Robert is not present at the first Grand Prix in the history of Formula 1, but in the Monaco race the two Simca-Gordinis entrusted to him and to Trintignant manage to qualify for the race. Manzon takes eleventh place on the grid but his race ends soon, due to an accident that sees him involved in the Tobacconist curve. Subsequently, at the French Grand Prix he obtained an excellent fourth place. Meanwhile Robert also disputes some Formula 2 races, achieving a fifth place in Pau and a second in Roubaix. After a disastrous season in 1951, even 1952 will be no different, being characterized by many good performances both in Formula 1 (just remember that of the Swiss Grand Prix where he fought with Taruffi for a good part of the race, before retiring due to a mechanical failure. ) that in endurance races (at the 24 Hours of Le Mans he will be betrayed by another failure while dominating the race).
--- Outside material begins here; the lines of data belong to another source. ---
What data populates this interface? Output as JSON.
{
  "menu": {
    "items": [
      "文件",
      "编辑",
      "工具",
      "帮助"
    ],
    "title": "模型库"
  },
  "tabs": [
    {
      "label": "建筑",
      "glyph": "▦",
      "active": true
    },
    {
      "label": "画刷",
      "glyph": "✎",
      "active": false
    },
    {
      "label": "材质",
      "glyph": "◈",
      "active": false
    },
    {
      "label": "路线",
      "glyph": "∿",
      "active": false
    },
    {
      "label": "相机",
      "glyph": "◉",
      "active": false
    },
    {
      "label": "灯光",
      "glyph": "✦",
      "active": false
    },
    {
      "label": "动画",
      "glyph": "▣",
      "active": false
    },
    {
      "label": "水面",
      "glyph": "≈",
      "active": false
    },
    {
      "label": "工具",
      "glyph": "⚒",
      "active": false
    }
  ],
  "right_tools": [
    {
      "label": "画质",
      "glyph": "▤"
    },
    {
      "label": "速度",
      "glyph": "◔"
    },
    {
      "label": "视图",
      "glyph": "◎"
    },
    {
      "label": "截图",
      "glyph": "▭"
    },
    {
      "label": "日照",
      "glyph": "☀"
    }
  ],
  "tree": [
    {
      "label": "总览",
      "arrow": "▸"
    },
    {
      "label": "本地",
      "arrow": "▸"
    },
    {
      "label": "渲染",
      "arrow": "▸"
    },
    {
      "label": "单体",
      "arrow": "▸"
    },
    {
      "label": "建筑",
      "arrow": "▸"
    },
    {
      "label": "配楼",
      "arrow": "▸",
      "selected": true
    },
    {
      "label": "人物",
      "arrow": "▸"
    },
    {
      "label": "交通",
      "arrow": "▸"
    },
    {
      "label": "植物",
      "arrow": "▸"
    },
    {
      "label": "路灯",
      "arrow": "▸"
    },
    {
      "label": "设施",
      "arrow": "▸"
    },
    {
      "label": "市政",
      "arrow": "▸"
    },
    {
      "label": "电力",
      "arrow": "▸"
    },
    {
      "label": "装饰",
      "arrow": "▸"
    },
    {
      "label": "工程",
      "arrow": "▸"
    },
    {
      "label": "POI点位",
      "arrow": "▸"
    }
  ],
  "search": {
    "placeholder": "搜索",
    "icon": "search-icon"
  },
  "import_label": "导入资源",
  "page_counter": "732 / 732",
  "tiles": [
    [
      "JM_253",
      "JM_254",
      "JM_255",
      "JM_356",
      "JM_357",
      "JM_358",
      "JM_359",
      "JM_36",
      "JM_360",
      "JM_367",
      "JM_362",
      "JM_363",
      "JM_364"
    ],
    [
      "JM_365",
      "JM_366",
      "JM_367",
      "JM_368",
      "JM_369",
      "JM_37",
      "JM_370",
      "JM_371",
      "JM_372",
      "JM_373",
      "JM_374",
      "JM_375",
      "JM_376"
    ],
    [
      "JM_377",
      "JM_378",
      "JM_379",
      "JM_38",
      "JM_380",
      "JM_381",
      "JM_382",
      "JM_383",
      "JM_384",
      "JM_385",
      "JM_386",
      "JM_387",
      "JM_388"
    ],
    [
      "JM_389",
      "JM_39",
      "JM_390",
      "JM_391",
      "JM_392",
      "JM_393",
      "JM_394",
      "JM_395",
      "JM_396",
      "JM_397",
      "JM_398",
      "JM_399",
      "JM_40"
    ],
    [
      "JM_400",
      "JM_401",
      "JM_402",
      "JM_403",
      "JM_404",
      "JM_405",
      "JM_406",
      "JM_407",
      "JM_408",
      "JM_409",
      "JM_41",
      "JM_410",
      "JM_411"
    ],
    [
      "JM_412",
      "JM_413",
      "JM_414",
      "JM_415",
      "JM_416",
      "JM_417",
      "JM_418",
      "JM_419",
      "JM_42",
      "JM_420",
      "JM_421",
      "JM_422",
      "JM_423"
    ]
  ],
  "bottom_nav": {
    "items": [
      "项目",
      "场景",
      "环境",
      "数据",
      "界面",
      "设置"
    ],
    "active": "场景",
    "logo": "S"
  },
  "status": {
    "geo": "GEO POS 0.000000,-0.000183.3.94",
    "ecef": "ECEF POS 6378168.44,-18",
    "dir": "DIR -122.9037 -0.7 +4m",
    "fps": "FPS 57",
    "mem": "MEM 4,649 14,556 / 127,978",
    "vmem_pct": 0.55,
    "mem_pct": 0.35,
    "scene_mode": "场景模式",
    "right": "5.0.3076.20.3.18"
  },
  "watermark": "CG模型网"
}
His luck finally assisted him at the Belgian Grand Prix, in the 1952 edition, as he obtained the first of his two career podiums in Formula 1; preceding it are the two Ferraris of Ascari and Farina. As another noteworthy finish, Robert will take fourth place at the French Grand Prix and fifth in the Netherlands. The growing performance of the French car bodes well for a satisfying 1953 but in the opening race, in Argentina, the car betrays him as he is fighting for the podium. Robert, disappointed, decides to leave the team and devotes himself to sports cars driving for Lancia. In 1953, at the wheel of the Lancia Aurelia, he finished third in Marrakech and second in the 1000 Kilometers of Monza, and in the same year he made his debut at the 12 Hours of Sebring, which, however, did not end.


In 1954 the French driver returned to Formula 1 with a private team, the Scuderia Rosier, which offered him the opportunity to drive a Ferrari, with which he won third place at the French Grand Prix, his second and last podium in Formula 1. In 1955 he returned to the team that had launched him, the Gordini, but the French cars are now scarcely competitive, and after two years of disappointment he decides to stop with Formula 1 to devote himself exclusively to Sports cars, despite winning two races not valid for the championship in Naples and Pescara. His obsession, as we know, has always been the conquest of the 24 Hours of Le Mans: the Marseillaise will take part in it six times but will never be able to see the finish line, and even in one case, in 1955, he will not even succeed. starting as Elie Bayol destroys the car during qualifying practice. In 1957, after retiring from an invalid race in Cuba, Robert decided to quit motoring, preferring to pursue an entrepreneurial career and founding a company that deals with diesel fuel. After his experience in this field too, Robert Manzon retires to Cassis where he died on January 19, 2015, at the age of ninety-seven.